Ce sont les personnes qui s’occupent de traduire le modèle précédent en un modèle logique
exploitable par le SGBD. Le concepteur est un spécialiste des bases de données qui prépare
les tables, les vues, les schémas d’accès. C’est lui qui renseigne les utilisateurs et
programmeurs pour la définition des requêtes. Il n’a pas, en principe, à être spécialisé sur un
SGBD particulier, mais en pratique les éléments qu’il manipule sont liés au SGBD qui sera
employé. C’est ordinairement lui qui crée les éléments nécessaires à la base de données
(tables, vues…) en collaboration avec l’administrateur de la base. C’est parfois la même
personne qui est en charge de la partie analyse et de la conception, ce qui peut induire une
vision un peu trop orientée techniquement – comme celle d’un programmeur qui écrirait le
cahier des charges d’une application. Par contre, le concepteur peut aussi être administrateur
du SGBD, ce qui ne pose pas de problèmes particuliers d’approche.
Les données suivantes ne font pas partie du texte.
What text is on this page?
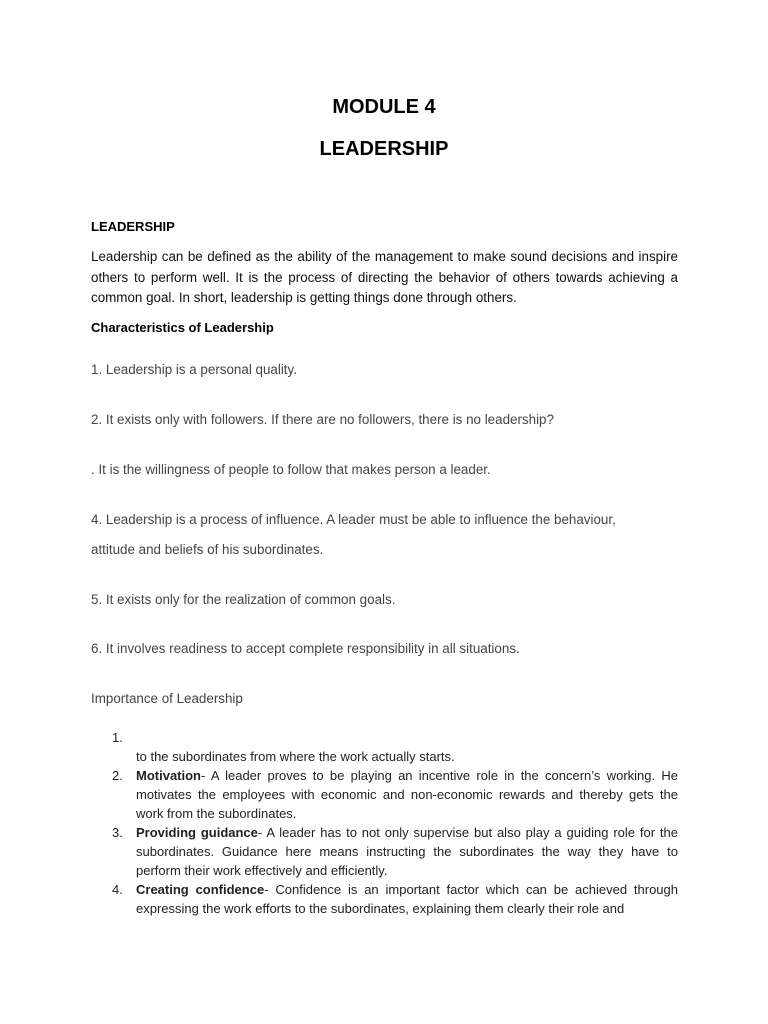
MODULE 4
LEADERSHIP
LEADERSHIP
Leadership can be defined as the ability of the management to make sound decisions and inspire others to perform well. It is the process of directing the behavior of others towards achieving a common goal. In short, leadership is getting things done through others.
Characteristics of Leadership
1. Leadership is a personal quality.
2. It exists only with followers. If there are no followers, there is no leadership?
. It is the willingness of people to follow that makes person a leader.
4. Leadership is a process of influence. A leader must be able to influence the behaviour,
attitude and beliefs of his subordinates.
5. It exists only for the realization of common goals.
6. It involves readiness to accept complete responsibility in all situations.
Importance of Leadership
1.
to the subordinates from where the work actually starts.
2. Motivation- A leader proves to be playing an incentive role in the concern’s working. He motivates the employees with economic and non-economic rewards and thereby gets the work from the subordinates.
3. Providing guidance- A leader has to not only supervise but also play a guiding role for the subordinates. Guidance here means instructing the subordinates the way they have to perform their work effectively and efficiently.
4. Creating confidence- Confidence is an important factor which can be achieved through expressing the work efforts to the subordinates, explaining them clearly their role and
8.3. Administrateurs de base de données (DBA : Database Administrator)

L’administrateur a la responsabilité du fonctionnement général du SGBD. Il crée les


ressources (bases, comptes) à la demande. Il donne les droits d’accès et gère les personnes qui
accèdent au système. Il vérifie que les ressources sont suffisantes (taille du disque, puissance
de la machine), effectue les sauvegardes, vérifie les failles de sécurité. Pour ces opérations, il
est en relation avec l’administrateur système et réseau de la structure. Ce métier est
extrêmement lié au SGBD employé. Il n’y a pas vraiment de normalisation pour les
opérations d’administration des SGBD qui sont spécifiques au SGBD et à la version utilisés.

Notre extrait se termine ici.